Samantah Lambui claims that James Collins and three other employees sexually harassed her, discriminated against her, and retaliated against her after she complained. She says that Collins recruited her in 2013, after he met her in a bar she tended. He paid her $10 per hour from his own salary.
It was not long, Lambui claims, before Collins began making sexual advances toward her. He provided her with expensive fashion accessories as “incentives,” and promised that she could receive more “incentives” if she met him at a hotel so they could have sex.
When her internship was due to end in June of 2013, Collins offered her a permanent position as a client services associate. However, there was a condition, as a text included in the lawsuit made clear. “Look I’m at the marina and my buddies just left,” it began, “so either [you] visit or the internship is over.”
She immediately quit, then went to see assistant branch manager Rosemarie Davitt, who informed her that because she was no longer employed by USB, “there was not purpose in making further complaints.”

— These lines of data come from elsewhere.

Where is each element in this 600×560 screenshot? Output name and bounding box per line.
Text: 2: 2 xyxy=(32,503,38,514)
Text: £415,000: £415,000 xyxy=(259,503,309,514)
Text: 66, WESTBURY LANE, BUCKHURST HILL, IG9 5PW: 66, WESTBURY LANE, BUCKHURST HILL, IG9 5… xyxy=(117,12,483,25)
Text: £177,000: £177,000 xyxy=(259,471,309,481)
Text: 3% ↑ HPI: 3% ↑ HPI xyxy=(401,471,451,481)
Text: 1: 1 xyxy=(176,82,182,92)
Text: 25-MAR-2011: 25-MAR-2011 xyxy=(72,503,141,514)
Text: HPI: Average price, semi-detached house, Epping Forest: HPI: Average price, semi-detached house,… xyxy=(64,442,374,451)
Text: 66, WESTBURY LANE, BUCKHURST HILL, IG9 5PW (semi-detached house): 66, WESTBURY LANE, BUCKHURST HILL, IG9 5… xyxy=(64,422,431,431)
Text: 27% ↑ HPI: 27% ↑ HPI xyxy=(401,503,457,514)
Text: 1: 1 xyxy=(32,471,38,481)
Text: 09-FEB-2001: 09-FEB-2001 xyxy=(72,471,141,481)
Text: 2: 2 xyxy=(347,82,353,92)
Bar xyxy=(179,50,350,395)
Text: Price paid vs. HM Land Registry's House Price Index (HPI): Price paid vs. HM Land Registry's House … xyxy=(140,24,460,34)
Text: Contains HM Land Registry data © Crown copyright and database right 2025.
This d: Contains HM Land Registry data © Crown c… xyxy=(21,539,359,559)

A month after she quit, New York Governor Andrew Cuomo signed into law a bill granting even unpaid interns the right to sue for sexual harassment.
According to the lawsuit, human resource director Keeley Weir spoke to Lambui, telling her that the company had determined “that Mr. Collins engaged in ongoing professional conduct that made Ms. Lambui feel uncomfortable…engaged in inappropriate physical contact…and violated the firm’s internal policies.”
However, since he had left the company in October, she said Lambui’s only recourse was to file a complaint with the New York State Division of Human Rights, which dismissed the case so that Lambui could take it to federal court.
In a statement, UBS declined to comment on the pending lawsuit. “We do not comment on allegations in pending litigation other than we believe the claims against the firm to be without merit,” the firm said.